Sophomore Seminar (MAR 210)

This course provides students with fundamental skills necessary to be successful in the marine sciences. The course covers the identification and analysis of scientific literature, data analysis and presentation, research presentations, and scientific writing skills. It also provides early career guidance for students in the marine sciences with respect to pursuit of an advanced degree or the process of finding a job right after graduation. Offered every fall semester. (Prerequisites: MAR 110; 30 or more credits; or instructor's consent.)

Physical Oceanography (MAR 364)

This course is a study of the physical properties of the oceans which include: mass and energy budgets; the cause, nature, measurement, analysis and prediction of tides, currents and waves, and basic instrumentation used in field work. (Prerequisites: MAR 110 and PHY 040/042; PHY 100/102, MAT 105, and MAT 106; MAT 115; or MAT 271.)

Marine Geology (GEL/MAR 366)

A study of the structural and sedimentary environments of the continental shelf, slopes, and ocean basins. The crustal structure of the earth and its relation to the sedimentary record and geologic history of the ocean is examined. Sampling and laboratory procedures used by marine geologists are introduced. (Prerequisites: GEL 100, MAR 110, or instructor's consent.)

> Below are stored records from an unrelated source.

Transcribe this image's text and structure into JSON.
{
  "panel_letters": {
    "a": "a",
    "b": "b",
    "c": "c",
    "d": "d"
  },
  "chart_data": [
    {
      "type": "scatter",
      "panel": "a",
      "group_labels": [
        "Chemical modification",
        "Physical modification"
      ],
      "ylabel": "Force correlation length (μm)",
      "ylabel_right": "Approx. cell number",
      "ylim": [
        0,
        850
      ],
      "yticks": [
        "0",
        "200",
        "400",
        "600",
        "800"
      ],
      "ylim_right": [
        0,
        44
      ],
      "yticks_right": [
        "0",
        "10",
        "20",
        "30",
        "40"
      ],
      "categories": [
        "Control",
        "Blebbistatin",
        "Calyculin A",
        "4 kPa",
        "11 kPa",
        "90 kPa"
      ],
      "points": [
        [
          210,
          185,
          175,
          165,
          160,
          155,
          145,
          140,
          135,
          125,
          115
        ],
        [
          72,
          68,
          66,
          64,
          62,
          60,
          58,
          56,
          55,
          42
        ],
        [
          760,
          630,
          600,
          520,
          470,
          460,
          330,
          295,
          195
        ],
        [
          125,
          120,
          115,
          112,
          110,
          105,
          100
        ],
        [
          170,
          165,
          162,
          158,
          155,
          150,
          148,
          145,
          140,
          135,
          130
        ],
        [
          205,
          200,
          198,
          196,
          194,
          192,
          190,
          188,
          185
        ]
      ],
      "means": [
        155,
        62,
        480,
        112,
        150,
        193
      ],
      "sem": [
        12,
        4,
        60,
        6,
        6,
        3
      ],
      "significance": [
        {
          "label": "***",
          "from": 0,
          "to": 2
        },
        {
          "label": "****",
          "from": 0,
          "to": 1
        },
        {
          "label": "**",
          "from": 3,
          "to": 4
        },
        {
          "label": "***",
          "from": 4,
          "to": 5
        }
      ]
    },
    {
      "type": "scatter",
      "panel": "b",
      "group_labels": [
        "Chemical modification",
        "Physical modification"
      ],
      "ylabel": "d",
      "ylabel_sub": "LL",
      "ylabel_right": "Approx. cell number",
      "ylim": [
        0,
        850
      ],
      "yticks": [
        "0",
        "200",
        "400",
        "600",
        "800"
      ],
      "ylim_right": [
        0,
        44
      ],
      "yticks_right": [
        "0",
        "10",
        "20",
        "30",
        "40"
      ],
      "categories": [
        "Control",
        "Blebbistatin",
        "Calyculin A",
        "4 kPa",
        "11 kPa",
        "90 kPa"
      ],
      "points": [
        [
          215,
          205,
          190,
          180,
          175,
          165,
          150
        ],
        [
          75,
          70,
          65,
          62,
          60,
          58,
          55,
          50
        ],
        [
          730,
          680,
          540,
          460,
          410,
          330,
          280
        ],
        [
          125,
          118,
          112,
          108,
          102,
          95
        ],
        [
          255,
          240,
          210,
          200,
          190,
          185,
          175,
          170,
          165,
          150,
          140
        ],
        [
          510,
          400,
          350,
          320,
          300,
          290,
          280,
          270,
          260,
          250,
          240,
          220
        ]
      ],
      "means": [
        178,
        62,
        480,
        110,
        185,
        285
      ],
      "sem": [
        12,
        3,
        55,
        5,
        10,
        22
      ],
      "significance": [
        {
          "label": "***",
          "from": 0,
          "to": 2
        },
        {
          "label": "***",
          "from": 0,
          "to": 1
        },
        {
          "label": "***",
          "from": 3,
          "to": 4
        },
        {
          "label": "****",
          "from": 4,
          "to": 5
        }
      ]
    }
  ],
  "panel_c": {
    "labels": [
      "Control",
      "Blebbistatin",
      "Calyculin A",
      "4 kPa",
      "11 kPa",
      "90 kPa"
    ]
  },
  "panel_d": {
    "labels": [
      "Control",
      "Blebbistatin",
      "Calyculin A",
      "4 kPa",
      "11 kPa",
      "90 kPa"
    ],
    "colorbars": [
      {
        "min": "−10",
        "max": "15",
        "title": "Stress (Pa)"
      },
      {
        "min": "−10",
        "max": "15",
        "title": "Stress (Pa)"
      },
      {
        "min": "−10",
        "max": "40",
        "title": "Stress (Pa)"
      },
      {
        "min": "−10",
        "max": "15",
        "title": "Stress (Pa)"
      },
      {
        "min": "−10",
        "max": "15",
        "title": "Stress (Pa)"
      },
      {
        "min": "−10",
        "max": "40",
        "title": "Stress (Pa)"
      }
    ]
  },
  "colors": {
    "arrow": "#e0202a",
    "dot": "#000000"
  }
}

Field-based Marine Geology (GEL/MAR 366)

Taught through the Marine Science Consortium at Wallops Island. Sedimentary and tectonic characteristics of the continental margins and deep ocean basins; principles and processes of sediment transport and deposition in the marine environment; applications of geophysical methods at sea; marine mineral resources. This is a hands-on, field-intensive course. A significant amount of course time is spent in the field (both on and offshore) collecting data and samples and making observations. Students will then work in the laboratory to further identify and analyze field collected data. On average students will spend at least ten hours per week in the field, at least five in the laboratory and at least five on lecture. (Prerequisites: A college-level oceanography and/or introductory geology class.)

Senior Seminar in Marine Science (MAR 380)

Readings and discussions in the area of the individual student's interest in preparation for the comprehensive examination in marine science. Required of all liberal arts students majoring in marine science. (Prerequisites: senior-level standing.)